Chronic pain is one of the main leading causes of physical and emotional disability, social disruption, and work absenteeism. Neuromodulation with SCS is one of the most exciting modalities for managing refractory chronic pain . The mechanism of its action is believed to be through inhibiting pain by stimulating the large diameter afferent nerve fibers in the spinal cord, which is based on the gate control theory of pain proposed by Melzack and Wall . Previous work showed the effectiveness of SCS in cases of FBSS not responding to conventional medical treatment.
In our case series, patients’ pain level measured by VAS score decreased significantly in both conventional SCS and position adaptive SCS groups. The results were similar to previous randomized trials [5, 6, 13,14,15,16]. Furthermore, position adaptive SCS was superior over conventional SCS in reducing VAS score (p > 0.001). Similarly, Shultz and colleagues  demonstrated that automatic position-adaptive stimulation is effective in terms of patient-reported pain relief and convenience compared with using manual programming.
Ramineni and colleagues reported that pain lessening after SCS increased sleep quality and improved quality of life . Likewise, our results proved to be concomitant as patients’ quality of sleep after both conventional and position adaptive SCS patient populations was observed to improve significantly (p < 0.001). Position adaptive SCS patients’ group showed better sleep quality compared to conventional SCS, this could be attributed to the ability of Position adaptive SCS to prevent pain bouts that can be triggered by changing position during sleep.
The role of SCS in reducing opioids analgesic demand was controversial. Several studies reported a significant decrease in the use of opioid analgesics after SCS operation [15, 18, 19]. Another study, however, argued that SCS operation did not result in a decrease in opioid need . In our study, we evaluated changes in patients’ analgesic usage after SCS implantation. We found that 50% of patients stopped using their opioid medication after SCS implantation while 75% stopped using opioids in the position adaptive SCS group. Nevertheless, the difference between the two groups was not statistically significant.

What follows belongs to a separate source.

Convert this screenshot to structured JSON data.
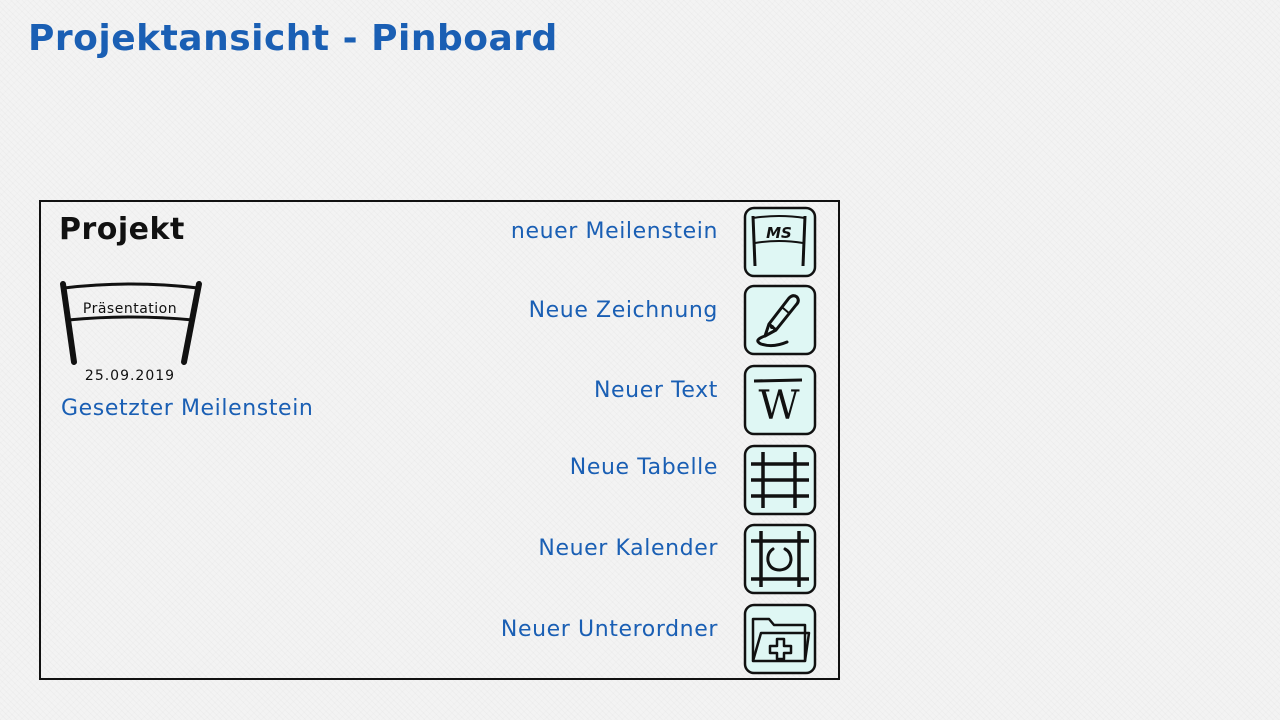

In our study, we analyzed the satisfaction levels of patients after SCS. In the position, adaptive SCS group, 79.4% of cases were satisfied after treatment (55.9% reported excellent satisfaction) whereas in the conventional SCS group 50% of cases were satisfied (14.5% with excellent satisfaction). Similarly, In the multicentric prospective randomized control study by Kumar and colleagues . and the large trial done by Sanders and colleagues reported that 84.27% of the patients were satisfied with SCS implantation . Improvement in daily activities of patients is an important indicator of the efficiency of treatment. In our study, 51.6% of the patients reported more than 50% improvement in their daily activities while 43.5% reported less than 50% improvement. Similar results were conformed in many studies [10, 16, 18].
Our study had some limitation including unknown analgesics dosages. Reasons for this were patients’ low socio-cultural and educational levels and irregular drug usage. Therefore, information related to analgesics usage in our patient follow-up records were evaluated such as “using in the same way," "reduced dosage," and "not using". Follow-up of pain relief and patient satisfaction was studied after 3 months only yet, longer study duration would be favorable in confirming the results.
In conclusion, SCS is an efficient and reliable treatment modality in chronic pain palliation in line with the findings of our study and other supporting studies found in the literature. Moreover, MR-compatible sensor-driven position adaptive SCS may be preferred in terms of clinical effectiveness, patient satisfaction, and ease of use compared to conventional SCS.